Authoritarianism is bad for business!
May 14, 2024 Leave a comment
I’ve been meaning to write something about this for a while now, but since I waited I just get to quote heavily from Catherine Rampell’s latest (gift link), “Those who would trade democracy for economic gain would get neither”
Apparently, that’s not so obvious to a few industry titans. Financiers and oil execs have lately bet that another Donald Trump presidency would bring more tax cuts and deregulation, among other near-term financial gains. And, hey, maybe it would. But they should consider also the longer-term economic damage they might endure if they help put an open authoritarian back in office.
Treasury Secretary Janet L. Yellen recently spoke about the “economic case for democracy” at the McCain Institute. Likewise, Brookings Institution senior fellow Vanessa Williamson warned last month about the economic consequences of democratic backsliding and urged the business community to serve as a bulwark for democratic institutions. Both cited research finding causal links between democratic institutions and higher economic growth.
That’s because democracies tend to be better at a whole bunch of things critical to economic flourishing, such as maintaining the rule of law; protecting property rights; providing public goods (education, public health, infrastructure); ensuring policymakers are accountable to all citizens (not just their cronies); and resolving disputes via compromise rather than violence. (Violence, you might have heard, is not great for business.)
There’s more to capitalism that tax cuts, in other words. [emphases mine] Why would anyone engage in a private economic transaction without assurance that their counterparty can be held accountable if they don’t deliver, regardless of political connections? Why would a company invest if it’s unclear whether the state might expropriate their assets without cause?

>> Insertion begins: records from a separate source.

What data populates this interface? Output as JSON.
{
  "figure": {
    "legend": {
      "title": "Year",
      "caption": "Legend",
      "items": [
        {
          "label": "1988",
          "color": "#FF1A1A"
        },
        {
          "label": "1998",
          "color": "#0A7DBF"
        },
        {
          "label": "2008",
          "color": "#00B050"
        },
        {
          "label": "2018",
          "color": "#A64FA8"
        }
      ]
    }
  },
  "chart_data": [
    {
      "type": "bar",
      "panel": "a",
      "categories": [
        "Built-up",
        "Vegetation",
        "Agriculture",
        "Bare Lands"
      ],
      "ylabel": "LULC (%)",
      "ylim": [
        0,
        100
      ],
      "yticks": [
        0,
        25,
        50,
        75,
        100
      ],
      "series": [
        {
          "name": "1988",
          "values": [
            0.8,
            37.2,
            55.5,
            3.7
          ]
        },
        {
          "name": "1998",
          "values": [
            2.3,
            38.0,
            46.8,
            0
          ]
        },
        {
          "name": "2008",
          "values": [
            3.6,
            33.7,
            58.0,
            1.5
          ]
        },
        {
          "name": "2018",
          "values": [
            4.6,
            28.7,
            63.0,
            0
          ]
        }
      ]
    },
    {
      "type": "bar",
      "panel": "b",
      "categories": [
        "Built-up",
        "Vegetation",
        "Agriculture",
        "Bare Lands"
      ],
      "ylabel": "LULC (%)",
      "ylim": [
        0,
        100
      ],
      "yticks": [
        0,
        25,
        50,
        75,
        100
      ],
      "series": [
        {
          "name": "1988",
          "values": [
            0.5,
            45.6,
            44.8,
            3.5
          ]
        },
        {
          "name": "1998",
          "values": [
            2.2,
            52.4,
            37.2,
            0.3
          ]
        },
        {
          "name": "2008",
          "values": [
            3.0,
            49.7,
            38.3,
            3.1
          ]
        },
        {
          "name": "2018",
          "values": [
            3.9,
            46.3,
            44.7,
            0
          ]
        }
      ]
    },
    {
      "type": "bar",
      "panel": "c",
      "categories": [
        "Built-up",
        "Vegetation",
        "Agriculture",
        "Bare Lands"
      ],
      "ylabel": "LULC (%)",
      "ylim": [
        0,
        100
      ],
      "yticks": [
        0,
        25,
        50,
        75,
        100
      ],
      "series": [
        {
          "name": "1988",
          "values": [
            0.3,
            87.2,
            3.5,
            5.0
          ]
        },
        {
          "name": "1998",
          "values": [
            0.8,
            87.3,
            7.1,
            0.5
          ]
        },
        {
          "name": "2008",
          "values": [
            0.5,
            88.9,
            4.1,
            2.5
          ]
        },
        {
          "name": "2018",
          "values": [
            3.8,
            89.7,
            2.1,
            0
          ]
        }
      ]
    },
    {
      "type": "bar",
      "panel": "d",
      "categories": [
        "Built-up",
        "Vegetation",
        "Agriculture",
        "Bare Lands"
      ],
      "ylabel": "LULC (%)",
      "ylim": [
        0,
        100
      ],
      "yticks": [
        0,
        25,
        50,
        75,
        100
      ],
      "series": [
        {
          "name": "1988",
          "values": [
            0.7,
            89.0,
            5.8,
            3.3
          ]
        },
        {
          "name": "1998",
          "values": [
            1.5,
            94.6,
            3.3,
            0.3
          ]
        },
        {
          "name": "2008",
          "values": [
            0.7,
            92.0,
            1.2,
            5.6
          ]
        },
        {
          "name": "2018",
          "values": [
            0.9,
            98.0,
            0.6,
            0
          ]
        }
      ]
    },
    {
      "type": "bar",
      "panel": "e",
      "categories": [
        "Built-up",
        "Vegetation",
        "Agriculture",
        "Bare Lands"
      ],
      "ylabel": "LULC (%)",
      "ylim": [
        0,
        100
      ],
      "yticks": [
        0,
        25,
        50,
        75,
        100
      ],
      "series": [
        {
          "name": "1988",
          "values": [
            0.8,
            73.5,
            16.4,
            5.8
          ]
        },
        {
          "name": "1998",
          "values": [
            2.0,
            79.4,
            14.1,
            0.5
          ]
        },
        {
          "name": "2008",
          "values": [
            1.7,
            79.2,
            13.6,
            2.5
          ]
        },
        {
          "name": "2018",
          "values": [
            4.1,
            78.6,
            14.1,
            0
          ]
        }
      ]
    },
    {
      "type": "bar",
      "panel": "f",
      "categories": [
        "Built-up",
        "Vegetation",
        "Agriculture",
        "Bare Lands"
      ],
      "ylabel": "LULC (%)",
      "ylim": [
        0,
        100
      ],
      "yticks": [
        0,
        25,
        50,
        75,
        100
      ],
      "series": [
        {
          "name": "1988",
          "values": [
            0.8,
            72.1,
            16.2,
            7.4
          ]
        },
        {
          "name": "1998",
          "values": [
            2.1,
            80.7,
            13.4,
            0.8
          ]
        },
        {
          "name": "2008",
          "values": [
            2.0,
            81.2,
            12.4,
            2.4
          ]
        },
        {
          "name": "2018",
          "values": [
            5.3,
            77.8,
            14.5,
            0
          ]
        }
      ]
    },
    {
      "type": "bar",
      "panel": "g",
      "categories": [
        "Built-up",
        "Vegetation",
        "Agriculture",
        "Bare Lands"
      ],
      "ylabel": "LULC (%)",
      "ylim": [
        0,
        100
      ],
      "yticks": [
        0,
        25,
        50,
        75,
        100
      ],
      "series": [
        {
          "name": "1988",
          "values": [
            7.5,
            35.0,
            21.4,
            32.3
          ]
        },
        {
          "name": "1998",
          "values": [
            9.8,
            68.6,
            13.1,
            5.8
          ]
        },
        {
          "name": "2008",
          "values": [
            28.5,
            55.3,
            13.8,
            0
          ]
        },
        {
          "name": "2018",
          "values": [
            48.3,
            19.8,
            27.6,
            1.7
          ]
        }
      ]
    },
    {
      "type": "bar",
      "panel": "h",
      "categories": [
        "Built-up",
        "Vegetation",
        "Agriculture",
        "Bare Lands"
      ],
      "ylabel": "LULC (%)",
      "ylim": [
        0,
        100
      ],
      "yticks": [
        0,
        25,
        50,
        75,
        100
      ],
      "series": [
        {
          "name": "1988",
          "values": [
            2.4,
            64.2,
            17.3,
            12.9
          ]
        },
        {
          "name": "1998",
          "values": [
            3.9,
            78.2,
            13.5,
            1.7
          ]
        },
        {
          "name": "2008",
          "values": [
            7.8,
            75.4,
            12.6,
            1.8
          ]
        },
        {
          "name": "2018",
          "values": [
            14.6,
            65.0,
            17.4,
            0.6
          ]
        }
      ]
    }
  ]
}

Or as Yellen aptly put it: “Every day the rule of law supports thousands of other economic decisions — from purchasing a home because you know your deed will be upheld in court to expanding your business because you will be competing based on your ingenuity and hard work, not on the biggest bribe to your local officials.”

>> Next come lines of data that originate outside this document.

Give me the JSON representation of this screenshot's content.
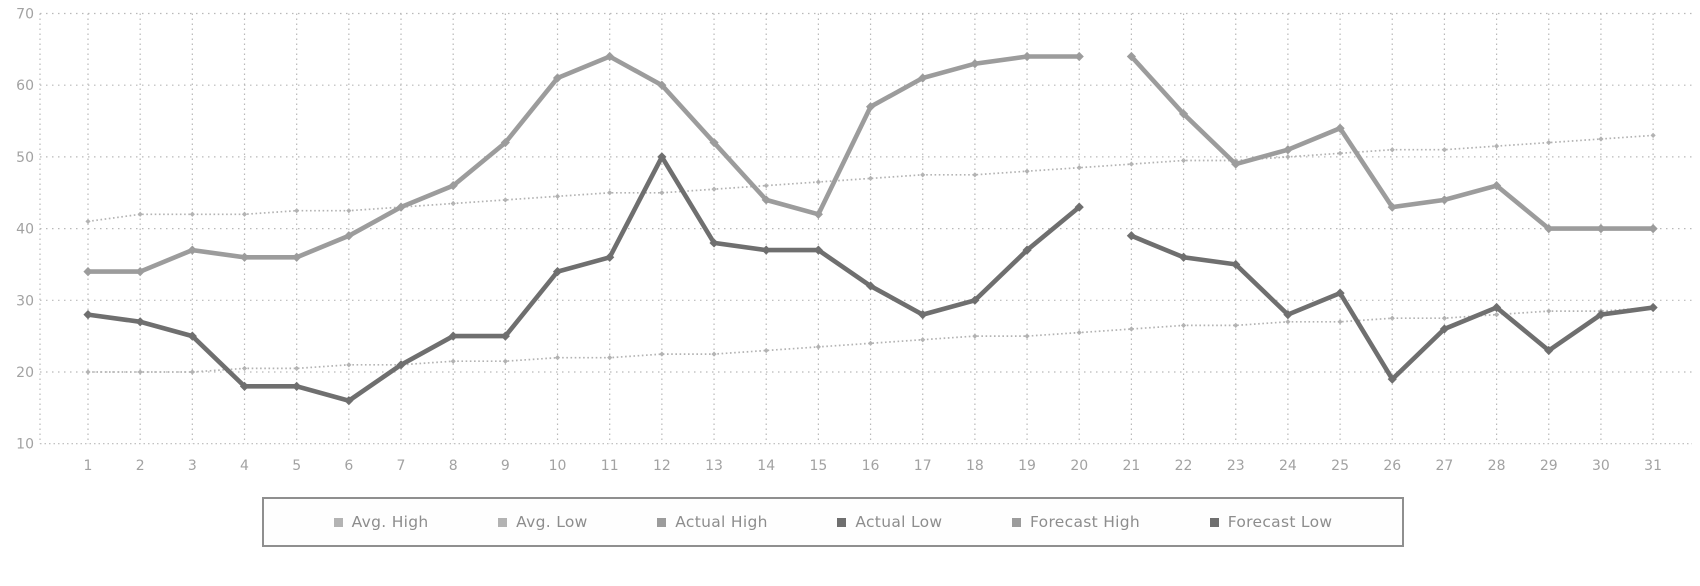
{
  "chart_data": {
    "type": "line",
    "title": "",
    "xlabel": "",
    "ylabel": "",
    "x": [
      1,
      2,
      3,
      4,
      5,
      6,
      7,
      8,
      9,
      10,
      11,
      12,
      13,
      14,
      15,
      16,
      17,
      18,
      19,
      20,
      21,
      22,
      23,
      24,
      25,
      26,
      27,
      28,
      29,
      30,
      31
    ],
    "ylim": [
      10,
      70
    ],
    "yticks": [
      10,
      20,
      30,
      40,
      50,
      60,
      70
    ],
    "grid": true,
    "legend_position": "bottom",
    "series": [
      {
        "name": "Avg. High",
        "style": "dotted",
        "color": "#b3b3b3",
        "values": [
          41,
          42,
          42,
          42,
          42.5,
          42.5,
          43,
          43.5,
          44,
          44.5,
          45,
          45,
          45.5,
          46,
          46.5,
          47,
          47.5,
          47.5,
          48,
          48.5,
          49,
          49.5,
          49.5,
          50,
          50.5,
          51,
          51,
          51.5,
          52,
          52.5,
          53
        ]
      },
      {
        "name": "Avg. Low",
        "style": "dotted",
        "color": "#b3b3b3",
        "values": [
          20,
          20,
          20,
          20.5,
          20.5,
          21,
          21,
          21.5,
          21.5,
          22,
          22,
          22.5,
          22.5,
          23,
          23.5,
          24,
          24.5,
          25,
          25,
          25.5,
          26,
          26.5,
          26.5,
          27,
          27,
          27.5,
          27.5,
          28,
          28.5,
          28.5,
          29
        ]
      },
      {
        "name": "Actual High",
        "style": "thick",
        "color": "#9c9c9c",
        "values": [
          34,
          34,
          37,
          36,
          36,
          39,
          43,
          46,
          52,
          61,
          64,
          60,
          52,
          44,
          42,
          57,
          61,
          63,
          64,
          64,
          null,
          null,
          null,
          null,
          null,
          null,
          null,
          null,
          null,
          null,
          null
        ]
      },
      {
        "name": "Actual Low",
        "style": "thick",
        "color": "#6f6f6f",
        "values": [
          28,
          27,
          25,
          18,
          18,
          16,
          21,
          25,
          25,
          34,
          36,
          50,
          38,
          37,
          37,
          32,
          28,
          30,
          37,
          43,
          null,
          null,
          null,
          null,
          null,
          null,
          null,
          null,
          null,
          null,
          null
        ]
      },
      {
        "name": "Forecast High",
        "style": "thick",
        "color": "#9c9c9c",
        "values": [
          null,
          null,
          null,
          null,
          null,
          null,
          null,
          null,
          null,
          null,
          null,
          null,
          null,
          null,
          null,
          null,
          null,
          null,
          null,
          null,
          64,
          56,
          49,
          51,
          54,
          43,
          44,
          46,
          40,
          40,
          40
        ]
      },
      {
        "name": "Forecast Low",
        "style": "thick",
        "color": "#6f6f6f",
        "values": [
          null,
          null,
          null,
          null,
          null,
          null,
          null,
          null,
          null,
          null,
          null,
          null,
          null,
          null,
          null,
          null,
          null,
          null,
          null,
          null,
          39,
          36,
          35,
          28,
          31,
          19,
          26,
          29,
          23,
          28,
          29
        ]
      }
    ]
  },
  "axis": {
    "y_labels": [
      "70",
      "60",
      "50",
      "40",
      "30",
      "20",
      "10"
    ],
    "x_labels": [
      "1",
      "2",
      "3",
      "4",
      "5",
      "6",
      "7",
      "8",
      "9",
      "10",
      "11",
      "12",
      "13",
      "14",
      "15",
      "16",
      "17",
      "18",
      "19",
      "20",
      "21",
      "22",
      "23",
      "24",
      "25",
      "26",
      "27",
      "28",
      "29",
      "30",
      "31"
    ]
  },
  "legend": {
    "items": [
      {
        "label": "Avg. High",
        "color": "#b3b3b3"
      },
      {
        "label": "Avg. Low",
        "color": "#b3b3b3"
      },
      {
        "label": "Actual High",
        "color": "#9c9c9c"
      },
      {
        "label": "Actual Low",
        "color": "#6f6f6f"
      },
      {
        "label": "Forecast High",
        "color": "#9c9c9c"
      },
      {
        "label": "Forecast Low",
        "color": "#6f6f6f"
      }
    ]
  },
  "colors": {
    "grid": "#b9b9b9",
    "axis_text": "#a2a2a2",
    "legend_text": "#8d8d8d",
    "legend_border": "#8f8f8f",
    "background": "#ffffff"
  }
}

These are the attributes that make the United States a better place to do business than, say, Russia or China — whose strongman leaders Trump has explicitly praised and sometimes tried to emulate…
“I think some C.E.O.s are telling themselves that there were similar warnings about Trump in 2016, and that they believe he’s so transactional that they can work with him,” New York Times reporter Maggie Haberman explained. They’ll make their deal with their preferred devil, who’ll surely exercise self-restraint.
How naive. Trump is notorious for reneging on his promises — to banks, small-time contractors, political allies and yes, even people who think they’re his friends. This might involve shredding a deal or relationship entirely, or shaking down counterparties for more.
Sure, business leaders might get a few lousy tax cuts. What else might they get, now that the adults have all left the room? Trump is advertising, and wannabe oligarchs are implicitly endorsing, the idea that U.S. democracy is for sale. What price might Russia or Saudi Arabia need to pay for a similar bargain? Or, for that matter, a significant TikTok investor, who seems to have lately changed Trump’s mind about the Beijing-linked social network?
What happens if these U.S. companies and megadonors get outbid?
U.S. business titans might think they’re trading democracy for financial gain. In reality, they’re gambling both.